The few megastores that have opened have been well accepted by consumers, Lopez said.

“The result so far is fantastic,” Lopez said. “Sales compared to what we were experiencing are tremendous. We are very happy because in certain locations we’ve been able to do three and four times the turnover we were doing in the smaller business.”

While only 13 stores are planned for this year — Lopez called it a transition year — the company is gearing up to roll out 200 megastores in 2014.

The megastores will be concentrated in Spain, France, Germany, Belgium, the Netherlands, Luxembourg, Russia, Italy, Norway and Poland and in cities such as Barcelona; Bilbao, Spain; Paris; Maastricht, Netherlands, and Munich.

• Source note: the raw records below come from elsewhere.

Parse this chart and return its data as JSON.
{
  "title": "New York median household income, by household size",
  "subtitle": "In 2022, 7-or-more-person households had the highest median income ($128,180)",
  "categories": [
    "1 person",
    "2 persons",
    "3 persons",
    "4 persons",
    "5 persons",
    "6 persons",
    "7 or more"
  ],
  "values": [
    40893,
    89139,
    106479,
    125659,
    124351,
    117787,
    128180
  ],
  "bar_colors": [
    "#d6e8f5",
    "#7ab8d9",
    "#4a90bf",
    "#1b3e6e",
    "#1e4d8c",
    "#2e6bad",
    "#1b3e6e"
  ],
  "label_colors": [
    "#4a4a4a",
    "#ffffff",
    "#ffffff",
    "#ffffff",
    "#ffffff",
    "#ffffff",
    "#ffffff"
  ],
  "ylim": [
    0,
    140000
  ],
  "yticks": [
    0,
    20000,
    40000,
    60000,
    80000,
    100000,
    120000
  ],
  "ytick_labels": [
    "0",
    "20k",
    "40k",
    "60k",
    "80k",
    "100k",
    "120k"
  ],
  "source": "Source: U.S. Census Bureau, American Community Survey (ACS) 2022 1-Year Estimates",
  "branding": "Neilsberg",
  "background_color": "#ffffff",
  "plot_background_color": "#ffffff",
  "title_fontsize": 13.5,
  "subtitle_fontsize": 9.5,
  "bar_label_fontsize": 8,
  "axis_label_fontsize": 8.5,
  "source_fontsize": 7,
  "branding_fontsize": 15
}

In Munich, the brand will open its largest store — 24,757 square feet — in Europe in October.

There’s no word on when the megastore concept will travel to the U.S.

“In the States, are working towards clustering our footprint,” Lopez said. “We want to cluster in the regions where we’re already present to create better communication with consumers.”

At J.C. Penney, where Mango sells in “corners” at the stores, Lopez said, “Everyone is talking about Penney’s in the market. We are relatively comfortable with our relationship with Penney’s. We have gone through tough times with them. The relationship has strengthened.”